The second method is to put jobs on Repeat. By default, you can queue up ten tasks, and tell the dwarves to repeat any or all of them for as long as possible. This is most useful if you want to process all of a resource that you have into something usable (such as lye and tallow into soap), but don't know how much you have, or can't be bothered with exact numbers. If you want to keep a workshop busy, repeating a task for a period of time is the best way; most fledgling fortresses have craftdwarves making stone crafts 24/7. It is necessary to check back on your stocks every one in a while, however, as you might forget about your mason for a while and upon placing furniture discover that you have 99 doors but no tables. The easiest example would be gem cutting; just queue up all of the gems you've dug up on repeat, and use the cancellation messages to monitor progress through the stack. Note that if you place multiple jobs on repeat your dwarves will cycle through them, so you can have your mason make doors, cabinets, coffers, tables, and thrones (the "welcome to the fortress" package) in equally large numbers.
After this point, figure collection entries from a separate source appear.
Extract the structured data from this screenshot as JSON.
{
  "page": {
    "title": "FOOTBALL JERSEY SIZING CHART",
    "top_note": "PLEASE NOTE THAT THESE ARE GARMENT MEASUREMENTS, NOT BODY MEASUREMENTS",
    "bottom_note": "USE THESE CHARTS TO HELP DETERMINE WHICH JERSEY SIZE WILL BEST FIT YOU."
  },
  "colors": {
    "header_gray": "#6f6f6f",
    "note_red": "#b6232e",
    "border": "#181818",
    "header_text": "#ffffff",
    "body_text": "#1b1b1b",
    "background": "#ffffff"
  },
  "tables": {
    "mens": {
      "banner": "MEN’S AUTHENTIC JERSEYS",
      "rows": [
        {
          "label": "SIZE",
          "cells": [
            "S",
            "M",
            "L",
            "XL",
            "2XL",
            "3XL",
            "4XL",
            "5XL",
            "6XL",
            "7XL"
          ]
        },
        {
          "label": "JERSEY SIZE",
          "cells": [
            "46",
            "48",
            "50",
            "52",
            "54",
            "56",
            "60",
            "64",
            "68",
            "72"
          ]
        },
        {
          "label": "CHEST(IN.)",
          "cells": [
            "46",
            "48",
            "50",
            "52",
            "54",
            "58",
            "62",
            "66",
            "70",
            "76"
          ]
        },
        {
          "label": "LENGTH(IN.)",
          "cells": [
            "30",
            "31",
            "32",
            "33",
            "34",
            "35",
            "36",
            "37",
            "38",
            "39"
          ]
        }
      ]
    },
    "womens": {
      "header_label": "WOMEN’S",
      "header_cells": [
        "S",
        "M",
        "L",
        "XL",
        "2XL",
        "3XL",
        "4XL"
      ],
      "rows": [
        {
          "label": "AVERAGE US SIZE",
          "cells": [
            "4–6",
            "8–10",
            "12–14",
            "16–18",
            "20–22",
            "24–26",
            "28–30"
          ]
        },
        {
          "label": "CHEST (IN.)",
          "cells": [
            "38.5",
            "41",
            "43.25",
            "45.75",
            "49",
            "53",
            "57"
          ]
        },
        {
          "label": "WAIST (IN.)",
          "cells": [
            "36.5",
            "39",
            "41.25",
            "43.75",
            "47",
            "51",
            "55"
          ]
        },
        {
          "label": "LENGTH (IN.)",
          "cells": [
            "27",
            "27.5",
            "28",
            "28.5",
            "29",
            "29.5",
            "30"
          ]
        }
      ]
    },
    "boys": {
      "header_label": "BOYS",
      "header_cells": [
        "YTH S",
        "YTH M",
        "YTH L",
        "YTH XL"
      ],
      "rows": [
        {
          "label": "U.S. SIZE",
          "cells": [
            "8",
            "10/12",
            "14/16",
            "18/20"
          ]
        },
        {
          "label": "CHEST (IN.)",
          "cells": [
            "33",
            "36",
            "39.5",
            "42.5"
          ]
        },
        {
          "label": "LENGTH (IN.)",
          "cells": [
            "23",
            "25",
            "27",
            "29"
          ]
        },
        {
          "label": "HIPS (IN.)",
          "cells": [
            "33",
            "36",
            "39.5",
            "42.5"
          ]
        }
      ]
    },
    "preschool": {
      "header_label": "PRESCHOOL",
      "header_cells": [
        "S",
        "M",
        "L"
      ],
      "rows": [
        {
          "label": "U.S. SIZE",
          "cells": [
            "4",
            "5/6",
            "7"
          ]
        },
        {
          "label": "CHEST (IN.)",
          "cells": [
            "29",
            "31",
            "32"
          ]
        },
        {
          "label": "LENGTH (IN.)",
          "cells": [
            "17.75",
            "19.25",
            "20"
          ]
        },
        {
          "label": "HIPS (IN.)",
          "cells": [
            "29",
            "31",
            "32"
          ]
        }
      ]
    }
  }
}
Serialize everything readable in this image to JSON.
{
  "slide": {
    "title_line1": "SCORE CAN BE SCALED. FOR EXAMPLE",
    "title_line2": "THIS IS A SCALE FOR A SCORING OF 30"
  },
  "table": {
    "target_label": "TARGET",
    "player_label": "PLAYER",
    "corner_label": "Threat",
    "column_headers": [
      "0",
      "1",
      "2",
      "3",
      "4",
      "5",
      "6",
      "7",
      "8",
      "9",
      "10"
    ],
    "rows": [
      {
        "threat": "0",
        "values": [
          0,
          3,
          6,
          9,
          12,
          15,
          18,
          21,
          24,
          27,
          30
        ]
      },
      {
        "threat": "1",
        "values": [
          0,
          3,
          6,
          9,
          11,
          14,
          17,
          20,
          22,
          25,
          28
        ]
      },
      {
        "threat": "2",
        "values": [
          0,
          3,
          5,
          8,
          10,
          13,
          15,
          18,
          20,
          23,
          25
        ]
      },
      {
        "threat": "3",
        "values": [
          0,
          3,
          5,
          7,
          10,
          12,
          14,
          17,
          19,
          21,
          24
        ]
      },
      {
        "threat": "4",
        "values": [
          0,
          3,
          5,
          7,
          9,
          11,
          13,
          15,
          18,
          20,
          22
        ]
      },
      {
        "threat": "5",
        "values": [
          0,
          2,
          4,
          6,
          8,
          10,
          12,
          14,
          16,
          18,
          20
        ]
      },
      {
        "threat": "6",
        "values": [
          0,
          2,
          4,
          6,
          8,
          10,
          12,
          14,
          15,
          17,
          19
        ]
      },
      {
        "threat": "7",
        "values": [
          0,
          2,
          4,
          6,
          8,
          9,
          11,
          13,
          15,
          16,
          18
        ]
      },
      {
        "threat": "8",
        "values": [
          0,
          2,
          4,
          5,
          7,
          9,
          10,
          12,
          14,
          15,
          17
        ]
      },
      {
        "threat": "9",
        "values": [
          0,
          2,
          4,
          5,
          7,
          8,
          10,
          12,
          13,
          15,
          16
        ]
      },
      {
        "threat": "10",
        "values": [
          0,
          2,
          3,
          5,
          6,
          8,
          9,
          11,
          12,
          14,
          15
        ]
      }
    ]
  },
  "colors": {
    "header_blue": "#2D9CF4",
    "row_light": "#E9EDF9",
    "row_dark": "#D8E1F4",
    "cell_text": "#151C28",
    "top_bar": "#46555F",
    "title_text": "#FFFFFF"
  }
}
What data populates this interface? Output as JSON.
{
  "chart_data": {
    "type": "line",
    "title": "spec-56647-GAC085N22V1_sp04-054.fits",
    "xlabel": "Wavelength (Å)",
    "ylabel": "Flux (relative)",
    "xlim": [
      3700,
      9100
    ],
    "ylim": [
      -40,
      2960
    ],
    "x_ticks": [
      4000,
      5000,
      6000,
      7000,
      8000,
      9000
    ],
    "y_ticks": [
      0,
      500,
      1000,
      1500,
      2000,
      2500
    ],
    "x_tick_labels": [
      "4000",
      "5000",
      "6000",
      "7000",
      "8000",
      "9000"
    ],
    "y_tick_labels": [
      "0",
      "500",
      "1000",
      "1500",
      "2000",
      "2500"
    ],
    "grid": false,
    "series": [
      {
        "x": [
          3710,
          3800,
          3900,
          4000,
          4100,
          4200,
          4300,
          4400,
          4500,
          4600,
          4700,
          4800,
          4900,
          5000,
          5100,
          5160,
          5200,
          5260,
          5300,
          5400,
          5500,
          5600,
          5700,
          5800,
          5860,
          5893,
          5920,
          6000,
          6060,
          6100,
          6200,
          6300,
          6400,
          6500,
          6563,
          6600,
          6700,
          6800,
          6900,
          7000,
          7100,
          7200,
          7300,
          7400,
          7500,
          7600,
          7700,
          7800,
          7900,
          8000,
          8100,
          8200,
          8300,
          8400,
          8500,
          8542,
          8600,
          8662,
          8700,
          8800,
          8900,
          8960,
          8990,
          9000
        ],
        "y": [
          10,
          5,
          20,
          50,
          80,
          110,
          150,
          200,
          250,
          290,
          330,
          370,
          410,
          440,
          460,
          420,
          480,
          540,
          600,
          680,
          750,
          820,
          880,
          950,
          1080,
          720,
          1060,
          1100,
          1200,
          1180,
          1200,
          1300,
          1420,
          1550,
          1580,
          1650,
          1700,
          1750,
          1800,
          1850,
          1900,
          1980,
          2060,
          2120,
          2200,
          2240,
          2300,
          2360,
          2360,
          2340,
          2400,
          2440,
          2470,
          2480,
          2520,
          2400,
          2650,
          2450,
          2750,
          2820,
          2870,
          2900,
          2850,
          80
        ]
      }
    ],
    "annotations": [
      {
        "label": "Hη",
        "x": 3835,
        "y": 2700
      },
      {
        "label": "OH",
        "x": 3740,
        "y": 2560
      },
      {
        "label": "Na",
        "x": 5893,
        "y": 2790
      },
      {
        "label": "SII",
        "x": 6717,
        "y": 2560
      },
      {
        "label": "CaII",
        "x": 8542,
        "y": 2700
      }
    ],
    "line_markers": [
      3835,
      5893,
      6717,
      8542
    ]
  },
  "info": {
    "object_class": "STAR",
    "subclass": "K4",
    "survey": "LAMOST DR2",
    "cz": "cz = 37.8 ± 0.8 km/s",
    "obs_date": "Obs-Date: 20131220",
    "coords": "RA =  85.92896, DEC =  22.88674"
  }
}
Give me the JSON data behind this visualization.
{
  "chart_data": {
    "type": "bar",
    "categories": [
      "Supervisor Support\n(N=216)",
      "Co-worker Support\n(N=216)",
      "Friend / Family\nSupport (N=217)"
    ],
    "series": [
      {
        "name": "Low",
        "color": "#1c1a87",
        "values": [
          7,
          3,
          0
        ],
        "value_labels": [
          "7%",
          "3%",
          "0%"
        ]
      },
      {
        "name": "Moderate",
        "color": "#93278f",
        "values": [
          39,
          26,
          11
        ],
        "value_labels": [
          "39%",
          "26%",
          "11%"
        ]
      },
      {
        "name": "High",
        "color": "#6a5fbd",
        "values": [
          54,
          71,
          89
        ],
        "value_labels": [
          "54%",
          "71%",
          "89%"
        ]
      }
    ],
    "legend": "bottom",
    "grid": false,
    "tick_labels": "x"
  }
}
The third is by appointing a dwarf to be the position of manager. The manager allows you to queue work orders, and although he has to first sign off on the orders (if you have more then 20 dwarves in your fort), using the manager has two major advantages. Firstly, it allows you to produce an exact number of items as opposed to putting a workshop on repeat, and secondly, it allows easier management of complex tasks: although you will get cancellation spam, the tasks will simply re-queue, to be fulfilled as soon as the prerequisites are in order. This makes complicated processes, such as the production of twenty steel breastplates for your military, much simpler and less time-consuming. You will be notified when your work orders are completed, so it has the advantage of timely organization as well.

Finally, for those who find the above automation options lacking, the dfhack "workflow" plug-in allows for automated job processing for many applications (e.g. auto process plants, auto mill plants, auto brew, auto make soap, etc.). Unfortunately, setting up the necessary rules can require some trial and error and a considerable investment of time, but the results can be well worth the trouble, at least until comprehensive automation support is added to the game itself.